Frost thought about Francesca Stein and realized that everything in life came down to memories. The good. The bad. The real. The imagined. Put them all together, and that was the person you were. Would you ever want to change that? He wondered if his parents would choose to erase that night six years ago if they could. The night he had to tell them about Katie.

“So what’s up, Frost?” Herb asked. “You don’t usually brave the tourist crowds on Saturday morning. I assume that means you need my help.”

“I do,” Frost said.

He often consulted with Herb, because his friend had a pipeline into prominent people around the city and knew most of the street dwellers, too. Herb heard rumors and sucked up secrets like a private detective. He wrote a daily blog about San Francisco life that was required reading for journalists and politicians.

“Dr. Francesca Stein,” Frost went on. “Do you know her?”

“Oh, yes. The master of memory.”

“That’s her.”

“What do you want to know?” Herb asked. “She’s lovely, but there’s steel behind those eyes.”

“Is she legit? The whole memory game sounds like a con to me. Can you really erase a memory from someone’s head? Or create a memory of something that never happened?”

“You think it’s something out of a Michael Crichton novel?”

“Honestly? Yeah.”

“I don’t think so, Frost. The older I get, the more I realize that memory is like one of my sidewalk illusions. It can look very real and be nothing but a fantasy. I remember things that I know are false, and I forget things that I know really happened. I talked to someone who went to Dr. Stein for her memory treatment. One of our esteemed city politicians, actually. He killed a pedestrian as a teenage driver, and it began giving him nightmares years after it happened. Dr. Stein worked with him. He still remembers that the accident happened , but he doesn’t remember it happening . Is that a good thing? I don’t know, but it’s real. And his nightmares are gone.”

“Nobody could make me forget finding Katie’s body.”

“You would think that’s true,” Herb said, “but don’t be so sure. The fact that it’s possible to alter memories is why so many scientists are adamant about our not doing it.

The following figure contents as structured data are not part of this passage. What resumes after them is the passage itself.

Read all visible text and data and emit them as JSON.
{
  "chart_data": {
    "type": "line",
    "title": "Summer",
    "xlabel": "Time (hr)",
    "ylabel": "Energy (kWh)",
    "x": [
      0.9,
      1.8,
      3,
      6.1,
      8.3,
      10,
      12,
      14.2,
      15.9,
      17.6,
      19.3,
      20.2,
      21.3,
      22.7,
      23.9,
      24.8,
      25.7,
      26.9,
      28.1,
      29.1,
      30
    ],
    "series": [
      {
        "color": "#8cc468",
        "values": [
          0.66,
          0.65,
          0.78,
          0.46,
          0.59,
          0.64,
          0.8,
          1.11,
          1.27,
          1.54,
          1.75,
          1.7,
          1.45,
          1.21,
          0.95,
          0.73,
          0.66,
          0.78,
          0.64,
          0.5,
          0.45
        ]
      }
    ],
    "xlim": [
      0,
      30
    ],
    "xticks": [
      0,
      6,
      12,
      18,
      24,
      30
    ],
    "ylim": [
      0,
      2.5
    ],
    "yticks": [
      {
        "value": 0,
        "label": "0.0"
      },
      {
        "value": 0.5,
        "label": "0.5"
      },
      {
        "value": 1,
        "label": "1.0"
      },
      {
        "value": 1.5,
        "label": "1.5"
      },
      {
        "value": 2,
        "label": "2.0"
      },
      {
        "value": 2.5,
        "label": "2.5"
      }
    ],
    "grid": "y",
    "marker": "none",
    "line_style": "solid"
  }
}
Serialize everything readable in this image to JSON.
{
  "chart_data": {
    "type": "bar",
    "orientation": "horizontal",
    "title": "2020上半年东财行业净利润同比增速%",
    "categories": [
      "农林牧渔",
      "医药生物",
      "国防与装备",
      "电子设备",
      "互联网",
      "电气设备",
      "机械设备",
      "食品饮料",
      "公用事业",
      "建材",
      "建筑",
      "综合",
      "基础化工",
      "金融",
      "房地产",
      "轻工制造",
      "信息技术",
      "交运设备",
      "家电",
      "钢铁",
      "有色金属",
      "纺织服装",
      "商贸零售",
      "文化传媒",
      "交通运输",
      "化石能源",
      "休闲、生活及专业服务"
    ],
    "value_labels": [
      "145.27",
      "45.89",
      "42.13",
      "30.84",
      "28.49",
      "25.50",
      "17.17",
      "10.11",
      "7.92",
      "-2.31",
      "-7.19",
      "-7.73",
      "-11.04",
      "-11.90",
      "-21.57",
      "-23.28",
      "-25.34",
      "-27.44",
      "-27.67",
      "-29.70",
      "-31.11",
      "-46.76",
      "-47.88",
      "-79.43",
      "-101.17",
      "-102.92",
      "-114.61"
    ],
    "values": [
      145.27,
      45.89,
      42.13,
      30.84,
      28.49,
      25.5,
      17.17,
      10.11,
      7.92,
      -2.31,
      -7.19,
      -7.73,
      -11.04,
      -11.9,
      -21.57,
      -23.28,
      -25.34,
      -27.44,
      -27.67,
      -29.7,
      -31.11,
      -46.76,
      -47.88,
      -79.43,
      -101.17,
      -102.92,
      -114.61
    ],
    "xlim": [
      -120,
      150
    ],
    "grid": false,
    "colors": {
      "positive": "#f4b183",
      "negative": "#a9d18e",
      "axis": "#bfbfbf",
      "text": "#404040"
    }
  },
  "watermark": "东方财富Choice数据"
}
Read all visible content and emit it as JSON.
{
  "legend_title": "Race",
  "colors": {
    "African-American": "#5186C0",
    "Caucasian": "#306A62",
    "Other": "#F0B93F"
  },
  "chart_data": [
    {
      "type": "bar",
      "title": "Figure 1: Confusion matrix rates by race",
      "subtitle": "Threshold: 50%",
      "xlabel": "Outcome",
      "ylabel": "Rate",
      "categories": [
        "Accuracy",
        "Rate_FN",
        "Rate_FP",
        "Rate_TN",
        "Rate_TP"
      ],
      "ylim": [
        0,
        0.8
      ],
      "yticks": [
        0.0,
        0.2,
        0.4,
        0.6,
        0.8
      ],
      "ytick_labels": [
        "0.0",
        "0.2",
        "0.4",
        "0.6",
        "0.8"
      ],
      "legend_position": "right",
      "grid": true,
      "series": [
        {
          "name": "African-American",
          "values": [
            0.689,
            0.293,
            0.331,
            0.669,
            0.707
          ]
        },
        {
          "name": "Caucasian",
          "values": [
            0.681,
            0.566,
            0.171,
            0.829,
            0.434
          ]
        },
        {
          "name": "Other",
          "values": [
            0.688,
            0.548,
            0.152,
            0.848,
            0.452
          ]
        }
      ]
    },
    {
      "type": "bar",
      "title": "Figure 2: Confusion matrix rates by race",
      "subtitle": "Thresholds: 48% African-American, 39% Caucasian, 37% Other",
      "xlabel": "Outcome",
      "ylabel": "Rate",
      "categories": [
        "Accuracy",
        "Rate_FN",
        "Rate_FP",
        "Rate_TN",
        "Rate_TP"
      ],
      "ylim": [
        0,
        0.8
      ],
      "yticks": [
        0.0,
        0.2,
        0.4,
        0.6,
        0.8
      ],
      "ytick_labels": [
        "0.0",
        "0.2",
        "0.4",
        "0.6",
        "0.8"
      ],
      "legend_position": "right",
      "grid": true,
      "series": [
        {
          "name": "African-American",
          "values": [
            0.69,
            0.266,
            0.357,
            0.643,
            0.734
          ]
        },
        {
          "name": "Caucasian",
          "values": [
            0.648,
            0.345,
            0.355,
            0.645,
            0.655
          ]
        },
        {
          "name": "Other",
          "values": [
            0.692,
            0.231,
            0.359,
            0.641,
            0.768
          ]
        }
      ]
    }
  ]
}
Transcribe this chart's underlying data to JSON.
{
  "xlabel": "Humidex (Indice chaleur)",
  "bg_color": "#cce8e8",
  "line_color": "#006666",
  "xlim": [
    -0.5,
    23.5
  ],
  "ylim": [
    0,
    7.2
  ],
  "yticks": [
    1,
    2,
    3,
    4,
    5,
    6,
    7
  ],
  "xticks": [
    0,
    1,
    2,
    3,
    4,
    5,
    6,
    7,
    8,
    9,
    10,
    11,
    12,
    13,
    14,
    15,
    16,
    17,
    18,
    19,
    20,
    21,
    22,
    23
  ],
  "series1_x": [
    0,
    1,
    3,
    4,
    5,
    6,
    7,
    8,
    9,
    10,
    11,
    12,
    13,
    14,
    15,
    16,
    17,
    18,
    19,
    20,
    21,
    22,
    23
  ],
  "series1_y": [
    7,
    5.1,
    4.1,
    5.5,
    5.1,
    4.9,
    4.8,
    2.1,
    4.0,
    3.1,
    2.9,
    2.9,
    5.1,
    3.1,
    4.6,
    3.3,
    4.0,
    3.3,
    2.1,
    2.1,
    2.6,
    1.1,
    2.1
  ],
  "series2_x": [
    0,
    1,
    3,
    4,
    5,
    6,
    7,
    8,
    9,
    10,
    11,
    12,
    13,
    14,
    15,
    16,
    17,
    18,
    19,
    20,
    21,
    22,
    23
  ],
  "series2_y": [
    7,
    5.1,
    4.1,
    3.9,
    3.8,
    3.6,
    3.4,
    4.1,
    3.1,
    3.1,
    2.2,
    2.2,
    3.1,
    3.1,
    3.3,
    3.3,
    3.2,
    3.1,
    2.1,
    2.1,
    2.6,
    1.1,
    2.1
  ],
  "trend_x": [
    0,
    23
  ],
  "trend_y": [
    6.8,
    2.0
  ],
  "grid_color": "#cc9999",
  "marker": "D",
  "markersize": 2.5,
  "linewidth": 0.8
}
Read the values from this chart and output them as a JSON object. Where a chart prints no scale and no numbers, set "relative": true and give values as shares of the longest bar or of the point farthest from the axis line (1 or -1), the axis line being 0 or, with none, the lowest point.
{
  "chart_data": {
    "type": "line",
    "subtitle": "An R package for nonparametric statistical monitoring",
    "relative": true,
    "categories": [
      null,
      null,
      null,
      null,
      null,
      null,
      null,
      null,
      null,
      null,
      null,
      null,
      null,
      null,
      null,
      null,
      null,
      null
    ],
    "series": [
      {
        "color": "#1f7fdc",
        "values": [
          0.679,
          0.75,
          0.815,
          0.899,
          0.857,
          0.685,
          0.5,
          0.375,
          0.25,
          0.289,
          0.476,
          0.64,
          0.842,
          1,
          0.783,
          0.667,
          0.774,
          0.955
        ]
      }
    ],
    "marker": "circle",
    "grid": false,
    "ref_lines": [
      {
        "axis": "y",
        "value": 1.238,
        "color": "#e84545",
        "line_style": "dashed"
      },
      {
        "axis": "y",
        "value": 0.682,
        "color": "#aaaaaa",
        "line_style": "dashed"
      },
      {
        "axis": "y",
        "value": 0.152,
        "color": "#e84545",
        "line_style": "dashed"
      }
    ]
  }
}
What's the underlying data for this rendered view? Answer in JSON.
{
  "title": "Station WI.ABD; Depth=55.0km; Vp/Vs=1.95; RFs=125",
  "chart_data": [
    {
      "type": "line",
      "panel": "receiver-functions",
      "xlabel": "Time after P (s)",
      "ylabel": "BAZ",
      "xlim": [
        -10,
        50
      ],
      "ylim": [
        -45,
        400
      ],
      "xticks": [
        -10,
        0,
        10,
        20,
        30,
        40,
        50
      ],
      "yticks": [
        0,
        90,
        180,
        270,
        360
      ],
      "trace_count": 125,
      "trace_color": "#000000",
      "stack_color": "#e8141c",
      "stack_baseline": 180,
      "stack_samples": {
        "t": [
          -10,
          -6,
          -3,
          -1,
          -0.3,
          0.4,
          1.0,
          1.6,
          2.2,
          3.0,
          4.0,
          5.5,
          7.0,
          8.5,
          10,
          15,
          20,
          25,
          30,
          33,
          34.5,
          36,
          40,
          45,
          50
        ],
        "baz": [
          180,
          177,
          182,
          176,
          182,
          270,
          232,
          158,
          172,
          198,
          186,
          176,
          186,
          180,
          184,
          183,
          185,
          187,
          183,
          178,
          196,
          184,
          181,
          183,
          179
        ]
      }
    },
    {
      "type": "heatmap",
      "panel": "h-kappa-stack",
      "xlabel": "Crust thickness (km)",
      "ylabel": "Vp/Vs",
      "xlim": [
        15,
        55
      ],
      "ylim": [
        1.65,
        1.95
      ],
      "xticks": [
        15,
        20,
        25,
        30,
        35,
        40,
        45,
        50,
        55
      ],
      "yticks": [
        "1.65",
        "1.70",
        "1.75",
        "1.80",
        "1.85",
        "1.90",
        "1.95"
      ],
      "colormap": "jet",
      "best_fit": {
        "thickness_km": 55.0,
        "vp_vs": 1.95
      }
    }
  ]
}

They accuse Dr. Stein of opening Pandora’s box. I tend to agree with them, even if I had a fairly fluid sense of reality back in the nineteen sixties.”

Herb turned his attention to a child standing in front of them on the bottom step of the fountain. The boy was about six years old, with messy blond hair.

“How may I help you, young man?” Herb asked in a booming voice. He was good with kids.

“Is that real ?” the boy asked, gesturing at the three-dimensional painting of Hua Shan mountain in the plaza.

“Does it look real?” Herb asked him.

“Yeah.”

“Then I guess it is.”

The boy thought about this. He looked over his shoulder at the painting. “I don’t think it’s real. I think it’s fake.”

“There’s only one way to find out,” Herb said. “You have to walk the plank, young man.”

The boy folded his arms and marched back to the edge of the painting using big steps, but he kept eyeing Herb behind him, as if to figure out whether he was kidding. He put a foot out and drew it back, and then, with a last glance at Herb, he jumped into the center of the painting. When his feet landed on cement, he looked back with a huge grin. Herb winked at him.